The Donnenfeld LRI nomogram was originally developed for manual corneal incisions and is not officially recommended for femtosecond laser–assisted incisions by the publishing company.
There are many surgeons who postulate that a future adjustment of the nomograms is needed to improve the effectiveness of laser-assisted AK. 25 Another concern about LRI is the low predictability. 26 However, the predictability is still considered higher than other manual techniques. 27 As mentioned earlier, the refractive outcome of manually performed corneal incisions such as RK is relatively unstable due to a hyperopic shift that occurs years after the treatment. Bouwhuis et al demonstrated that femtosecond laser–assisted intrastromal arcuate keratotomy has an excellent refractive stability. 28 Even with toric IOLs, long-term studies could show that the rotation stability cannot always be guaranteed, which can potentially lead to a reduced visual outcome as well. 29, 30 Kohnen et al concluded that in cases with a higher astigmatism, toric IOLs in combination with LRI present an accurate treatment in order to adequately correct astigmatism. 31
For AKs as well as toric IOLs, it is necessary to find the correct axis intraoperatively.
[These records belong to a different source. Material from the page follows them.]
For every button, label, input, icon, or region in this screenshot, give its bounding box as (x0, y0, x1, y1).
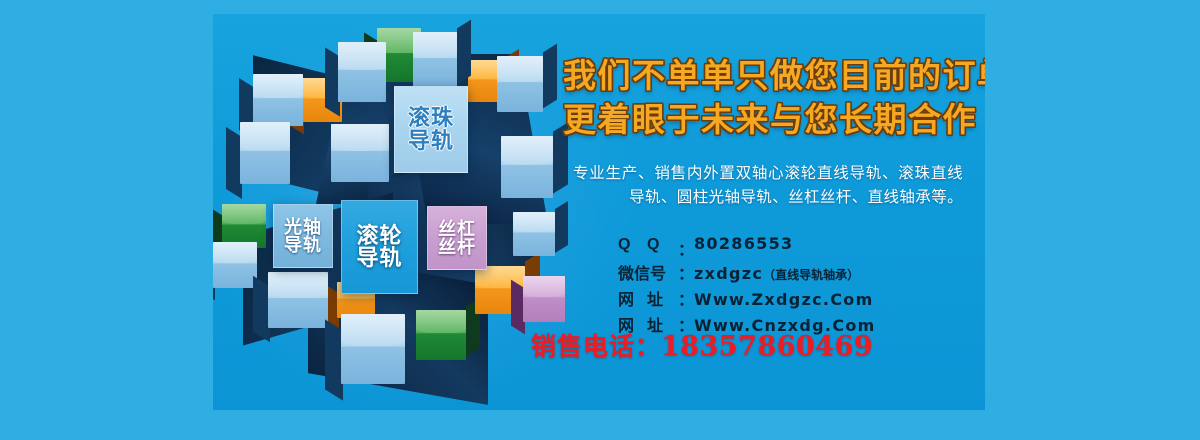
headline-line-1: 我们不单单只做您目前的订单 (563, 55, 985, 97)
contact-colon-website-1: ： (678, 286, 694, 310)
contact-value-qq: 80286553 (694, 234, 793, 253)
cube-cluster-graphic: 滚珠 导轨 光轴 导轨 丝杠 丝杆 滚轮 导轨 (213, 14, 573, 410)
sales-phone-label: 销售电话： (531, 333, 661, 361)
blue-cube (268, 272, 328, 328)
cube-label-shaft-rail: 光轴 导轨 (273, 204, 333, 268)
blue-cube (513, 212, 555, 256)
banner-content: 我们不单单只做您目前的订单 更着眼于未来与您长期合作 专业生产、销售内外置双轴心… (558, 14, 978, 410)
contact-info-list: Q Q ： 80286553 微信号 ： zxdgzc （直线导轨轴承） (618, 234, 876, 338)
cube-label-ball-rail-line2: 导轨 (408, 130, 454, 152)
banner-panel: 滚珠 导轨 光轴 导轨 丝杠 丝杆 滚轮 导轨 我们不单单只做您目前的订单 更着… (213, 14, 985, 410)
blue-cube (413, 32, 457, 88)
cube-label-shaft-rail-line1: 光轴 (284, 218, 322, 236)
contact-note-wechat: （直线导轨轴承） (763, 266, 859, 283)
cube-label-roller-rail-line2: 导轨 (356, 247, 402, 269)
sales-phone: 销售电话：18357860469 (531, 327, 873, 363)
blue-cube (501, 136, 553, 198)
cube-label-roller-rail: 滚轮 导轨 (341, 200, 418, 294)
company-description: 专业生产、销售内外置双轴心滚轮直线导轨、滚珠直线导轨、圆柱光轴导轨、丝杠丝杆、直… (573, 162, 963, 210)
sales-phone-number: 18357860469 (661, 331, 873, 362)
contact-label-wechat: 微信号 ： (618, 260, 694, 284)
contact-label-qq: Q Q ： (618, 236, 694, 260)
contact-value-wechat: zxdgzc (694, 264, 763, 283)
cube-label-roller-rail-line1: 滚轮 (356, 225, 402, 247)
cube-label-ball-rail-line1: 滚珠 (408, 107, 454, 129)
blue-cube (338, 42, 386, 102)
contact-row-qq: Q Q ： 80286553 (618, 234, 876, 256)
green-cube (416, 310, 466, 360)
promo-banner: 滚珠 导轨 光轴 导轨 丝杠 丝杆 滚轮 导轨 我们不单单只做您目前的订单 更着… (0, 0, 1200, 440)
contact-label-website-1-a: 网 (618, 286, 634, 310)
cube-label-screw-rod-line2: 丝杆 (438, 238, 476, 256)
blue-cube (341, 314, 405, 384)
cube-label-screw-rod-line1: 丝杠 (438, 220, 476, 238)
blue-cube (213, 242, 257, 288)
cube-label-shaft-rail-line2: 导轨 (284, 236, 322, 254)
blue-cube (331, 124, 389, 182)
blue-cube (253, 74, 303, 126)
cube-label-ball-rail: 滚珠 导轨 (394, 86, 468, 173)
blue-cube (240, 122, 290, 184)
contact-label-qq-a: Q (618, 236, 630, 260)
contact-label-qq-b: Q (647, 236, 659, 260)
contact-row-wechat: 微信号 ： zxdgzc （直线导轨轴承） (618, 260, 876, 282)
contact-label-website-1-b: 址 (647, 286, 663, 310)
contact-colon-wechat: ： (678, 260, 694, 284)
blue-cube (497, 56, 543, 112)
cube-label-screw-rod: 丝杠 丝杆 (427, 206, 487, 270)
contact-label-website-1: 网 址 ： (618, 286, 694, 310)
headline-line-2: 更着眼于未来与您长期合作 (563, 99, 977, 141)
contact-row-website-1: 网 址 ： Www.Zxdgzc.Com (618, 286, 876, 308)
contact-value-website-1[interactable]: Www.Zxdgzc.Com (694, 290, 874, 309)
contact-label-wechat-a: 微信号 (618, 260, 666, 284)
contact-colon-qq: ： (678, 236, 694, 260)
Several ink- and digital-based markers are available. The most commonly used option is the gravity-driven marker. For example, the model produced by Geuder (Heidelberg, Germany) has an adjusted distance between the marker blades to avoid blockage of the laser beam by the ink during the capsulotomy. Digital systems can perform an intraoperative iris registration and match preoperative and intraoperative data to find the correct axis for AKs (▶ Fig. 21.4; ▶ Fig. 21.5).
Fig. 21.4 A common used gravity-driven marker produced by Geuder (Designed by Dr. Schultz). The device is used to mark the correct axis for astigmatic keratotomies or toric intraocular lens implantation.